Джин ожидала от генерала опровержения слов Логинова, ведь в Шауката стреляли вовсе не повстанцы, а брат его жены, Махер, но он промолчал. Молчала и Бушра, хотя скулы на ее лице напряглись и даже побелели от ненависти.
— С ними цацкаться не надо, это ж бандерлоги, как сказал наш премьер. У нас еще чикаются. Понимаете ли, международное положение не позволяет пустить всех в расход скопом, а у вас тут чего ждать-то? Прижать танками хорошенько, и готово. Я так сказал Махеру. Зачем с ними церемониться. Американские прихвостни, начитавшиеся Интернета, еще чего-то там. Вот моча в голову и ударила. Давить, давить сволочей надо, причем в зародыше, иначе они тут устроят демократию, мать твою, — неприятно засмеялся Логинов.
«Почему, собственно, Шаукат молчит? Видимо, сила на стороне партии Махера, которую поддерживает Логинов. Махер, по сути, и олицетворяет главную силу здесь, в Сирии. Шаукат и Бушра в явном меньшинстве, фактически вдвоем против них всех, и они понимают всю бесполезность споров. Во всяком случае, сейчас надо хоть как-то склонить на свою сторону президента. Это на самом деле тоже не особенно просто, при таком-то медвежьем давлении», — напряженно подумала Джин. Рабское повиновение здесь заразой распространялось на всех. Просто у каждого была своя мера.
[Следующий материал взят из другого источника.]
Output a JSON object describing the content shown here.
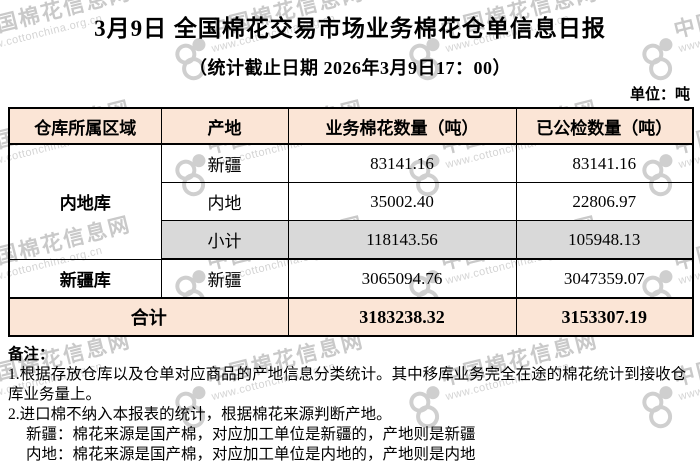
{
  "title": "3月9日 全国棉花交易市场业务棉花仓单信息日报",
  "subtitle": "（统计截止日期 2026年3月9日17：00）",
  "unit_label": "单位：吨",
  "watermark": {
    "name": "中国棉花信息网",
    "url": "www.cottonchina.org.cn"
  },
  "table": {
    "headers": [
      "仓库所属区域",
      "产地",
      "业务棉花数量（吨）",
      "已公检数量（吨）"
    ],
    "rows": [
      {
        "region": "内地库",
        "origin": "新疆",
        "business_qty": "83141.16",
        "inspected_qty": "83141.16"
      },
      {
        "origin": "内地",
        "business_qty": "35002.40",
        "inspected_qty": "22806.97"
      },
      {
        "origin": "小计",
        "business_qty": "118143.56",
        "inspected_qty": "105948.13"
      },
      {
        "region": "新疆库",
        "origin": "新疆",
        "business_qty": "3065094.76",
        "inspected_qty": "3047359.07"
      }
    ],
    "total": {
      "label": "合计",
      "business_qty": "3183238.32",
      "inspected_qty": "3153307.19"
    }
  },
  "notes": {
    "title": "备注：",
    "lines": [
      "1.根据存放仓库以及仓单对应商品的产地信息分类统计。其中移库业务完全在途的棉花统计到接收仓库业务量上。",
      "2.进口棉不纳入本报表的统计，根据棉花来源判断产地。",
      "新疆：棉花来源是国产棉，对应加工单位是新疆的，产地则是新疆",
      "内地：棉花来源是国产棉，对应加工单位是内地的，产地则是内地"
    ]
  },
  "colors": {
    "header_bg": "#fbe5d6",
    "subtotal_bg": "#d9d9d9",
    "total_bg": "#fbe5d6",
    "border": "#000000",
    "watermark_text": "#c9c9c9"
  }
}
— Ты надолго в Дару, Борис? — спросил Шаукат.
— Я не в Дару, — сказал Логинов, садясь в кресло рядом с кроватью. Оно чуть не треснуло под ним. — Я еду к нашим в Зейтум. Москва теребит. Они боятся действий американцев. Слишком близко к границе. Надо переводить в другое место. Я уже приглядел, куда, но сейчас надо провести ревизию. Если тебе, Асеф, нужен врач из Москвы, ты только скажи. Я звякну, пришлют лучших специалистов. Отец уж постарается. Я серьезно.
— У меня уже есть хороший врач. И кстати, тоже из Москвы, — ответил Шаукат.
«Вот это уже лишнее. Обо мне тут лучше вовсе не упоминать. Впрочем, чего теперь сделаешь?» — Джин почувствовала, как у нее похолодело сердце.
— Из Москвы? Почему я не знаю? Как до меня не дошло? Чего за врач, из какой клиники? — засмеялся удивленный Логинов.
— Она не из клиники. Она беженка, кажется, из Молдавии, но родилась в Москве, как утверждает. Правда, давно там не живет, — ответил Шаукат.
— Молодая? Как фамилия? Из себя-то как? Не уродка? — спросил явно заинтересованный Борис Логинов.
— Фамилия ее Красовская, — ответил Шаукат.
— Еврейка? — зло усмехнулся Логинов.
— Не знаю. Не думаю. Вроде не похожа, — ответил неуверенно Шаукат.
— Может, из поляков? Она здесь?
— Да, она здесь.
— Позовите. Я хочу на нее посмотреть, — потребовал Логинов.
— Зоя, подойдите! — громко позвал Шаукат. — Вы слышите?
— Да, мой генерал, — поправив халат, Джин вошла в палату.
— Ну-ка. Ну-ка. Что тут за соотечественница? Интересненько, — сказал Логинов, поворачиваясь. Кресло под ним заскрипело.
— Она хороший врач, Борис. Без ее непосредственного участия, не знаю, застал бы ты сейчас меня в живых. У вас в Москве хорошо учат, — сказал Шаукат.
Последняя фраза прозвучала даже как-то льстиво, и Джин стало совершенно ясно, насколько все в самой верхушке сирийской власти порабощены влиянием генерала Логинова и его помощников. Разница заключалась только в уровне подобострастия.